Die Technik-Welt wartet gespannt auf Apples erstes Foldable, das in der Öffentlichkeit unter dem Namen iPhone Fold besprochen wird. Die Konkurrenz hat schon längst Falt-Smartphones im Portfolio, Apple hat seine Pläne allerdings immer wieder verschoben. Aktuell scheint ein Foldable-Release aber so nah wie nie, sogar eine Testproduktion soll angelaufen sein, um einen Start Ende 2026 zu ermöglichen.
Bei dieser Testproduktion haben sich nun aber mehrere Probleme offenbart, wie Insider vermelden. So soll es bereits in einer frühen Produktionsphase zu technischen Hürden gekommen sein. Die Informationen sollen aus den Zuliefererkreisen von Apple stammen und könnten den Zeitplan des „iPhone Fold“ gehörig durcheinanderbringen.
iPhone Fold soll Mängel bei der Massenfertigung zeigen
Unter anderem „Nikkei Asia“ zufolge gibt es wohl Probleme bei den sogenannten Engineering-Verification-Tests. Dabei geht es darum, ein Design auf Serientauglichkeit zu überprüfen, was ein enorm wichtiger Schritt im Produktionsprozess für Apple sein dürfte. Ein Problem bei diesen Tests könnte die Massenfertigung des „iPhone Fold“ je nach Ausmaß deutlich nach hinten verschieben. Die ersten Auslieferungen könnten sich dadurch um Monate verzögern, was unter Umständen auch Apples ganzen Präsentationsplan durcheinanderbringen könnte.

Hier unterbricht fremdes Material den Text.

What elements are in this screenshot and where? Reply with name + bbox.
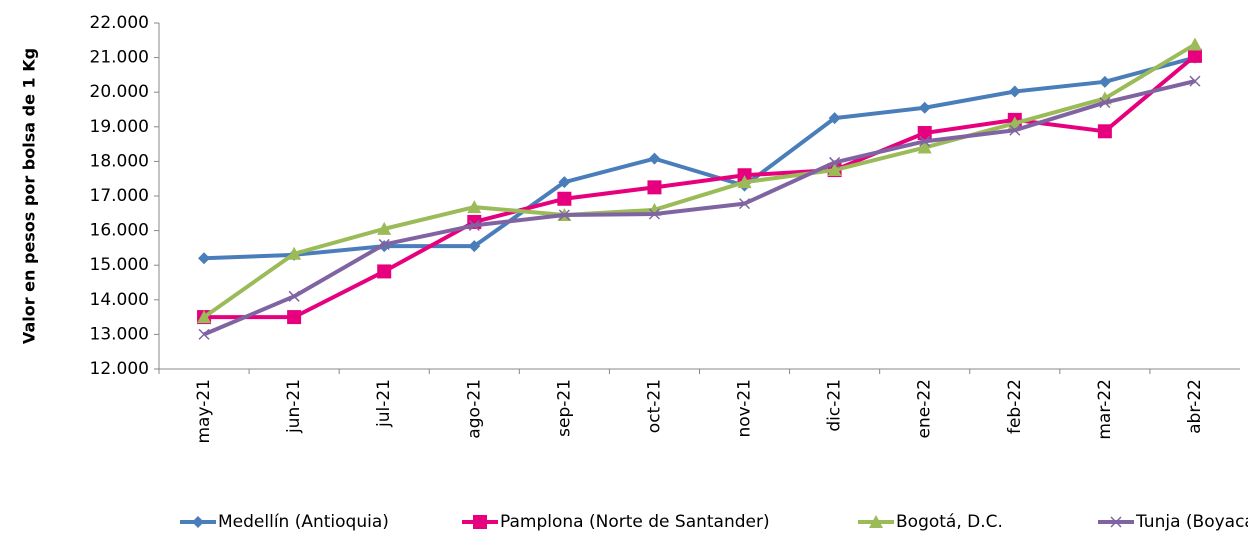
- marker: [377, 221, 392, 235]
- y-tick-label: 19.000: [90, 117, 149, 137]
- legend-label: Medellín (Antioquia): [218, 512, 389, 532]
- marker: [558, 176, 571, 189]
- marker: [648, 152, 661, 165]
- marker: [198, 328, 210, 340]
- y-tick-label: 17.000: [90, 186, 149, 206]
- y-tick-label: 22.000: [90, 13, 149, 33]
- marker: [1189, 75, 1201, 87]
- y-tick-label: 14.000: [90, 290, 149, 310]
- marker: [827, 163, 842, 177]
- x-tick-label: feb-22: [1005, 379, 1025, 434]
- x-tick-label: ago-21: [464, 379, 484, 439]
- x-tick-label: nov-21: [735, 379, 755, 438]
- series-line: [204, 54, 1197, 320]
- y-axis-label: Valor en pesos por bolsa de 1 Kg: [20, 48, 39, 344]
- series-line: [203, 79, 1196, 337]
- y-tick-label: 15.000: [90, 255, 149, 275]
- series-line: [203, 55, 1196, 261]
- marker: [558, 209, 570, 221]
- y-tick-label: 16.000: [90, 221, 149, 241]
- marker: [378, 238, 390, 250]
- marker: [557, 191, 572, 206]
- marker: [473, 515, 487, 529]
- legend-label: Bogotá, D.C.: [896, 512, 1003, 532]
- series-line: [202, 42, 1196, 319]
- legend-label: Pamplona (Norte de Santander): [500, 512, 770, 532]
- marker: [828, 112, 841, 125]
- marker: [869, 515, 883, 528]
- y-tick-label: 20.000: [90, 82, 149, 102]
- y-tick-label: 21.000: [90, 48, 149, 68]
- marker: [737, 175, 752, 189]
- x-tick-label: mar-22: [1095, 379, 1115, 440]
- marker: [1008, 85, 1021, 98]
- marker: [467, 200, 482, 214]
- marker: [288, 290, 300, 302]
- x-tick-label: jun-21: [284, 379, 304, 434]
- marker: [192, 516, 204, 528]
- x-tick-label: sep-21: [554, 379, 574, 437]
- legend-item: Medellín (Antioquia): [180, 512, 389, 532]
- legend-item: Bogotá, D.C.: [858, 512, 1003, 532]
- marker: [198, 252, 211, 265]
- marker: [829, 156, 841, 168]
- y-tick-label: 12.000: [90, 359, 149, 379]
- marker: [287, 310, 302, 325]
- marker: [918, 101, 931, 114]
- x-tick-label: jul-21: [374, 379, 394, 428]
- y-tick-label: 18.000: [90, 151, 149, 171]
- marker: [1098, 75, 1111, 88]
- marker: [917, 126, 932, 141]
- legend-item: Tunja (Boyacá): [1098, 512, 1248, 532]
- x-tick-label: dic-21: [825, 379, 845, 432]
- legend-label: Tunja (Boyacá): [1135, 512, 1248, 532]
- legend-item: Pamplona (Norte de Santander): [462, 512, 770, 532]
- marker: [1187, 37, 1202, 51]
- x-tick-label: may-21: [194, 379, 214, 444]
- marker: [917, 140, 932, 154]
- marker: [1097, 124, 1112, 139]
- marker: [919, 135, 931, 147]
- x-tick-label: ene-22: [915, 379, 935, 438]
- marker: [1110, 516, 1122, 528]
- marker: [1187, 48, 1202, 63]
- marker: [197, 310, 212, 324]
- marker: [1009, 124, 1021, 136]
- marker: [377, 264, 392, 279]
- x-tick-label: abr-22: [1185, 379, 1205, 434]
- marker: [647, 180, 662, 195]
- marker: [648, 208, 660, 220]
- marker: [468, 240, 481, 253]
- marker: [739, 198, 751, 210]
- marker: [468, 219, 480, 231]
- marker: [287, 246, 302, 260]
- x-tick-label: oct-21: [644, 379, 664, 433]
- y-tick-label: 13.000: [90, 324, 149, 344]
- marker: [1099, 97, 1111, 109]
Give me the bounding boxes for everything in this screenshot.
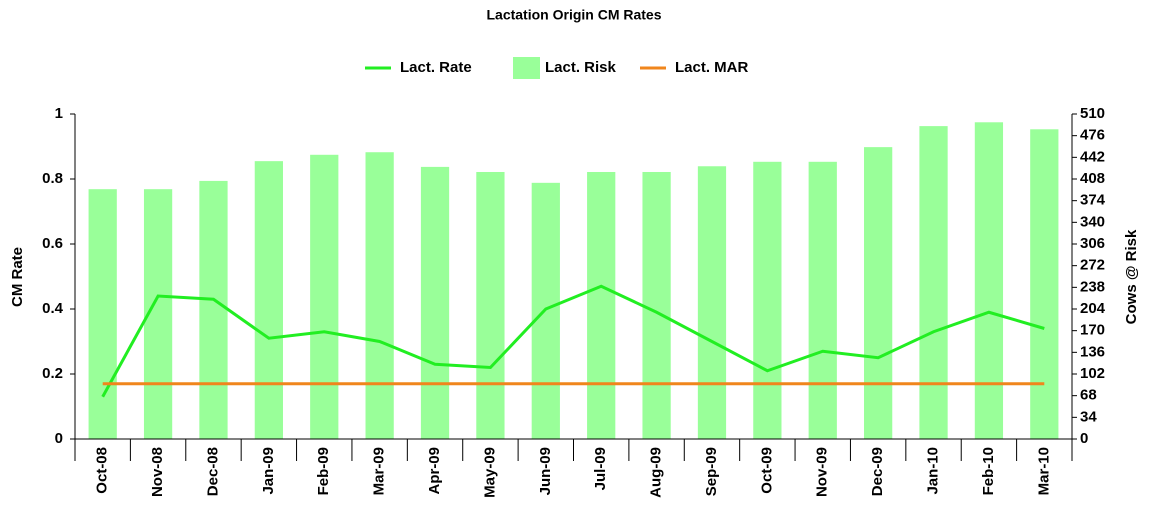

Dieser könnte sich nämlich hartnäckigen Gerüchten zufolge komplett verschieben. Bislang konzentriert sich vieles auf die große Keynote im September, weil Apple dort – bis auf seine e-Modelle – alle neuen iPhones vorstellt. Brancheninsidern zufolge sollen die Präsentationen allerdings künftig über das Jahr verteilt werden, wobei das „iPhone Fold“ den Anstoß geben soll. Ein Problem in der Produktion könnte diese Pläne also empfindlich stören.
Müssen Apple-Nutzer bis 2027 auf das Falt-Smartphone warten?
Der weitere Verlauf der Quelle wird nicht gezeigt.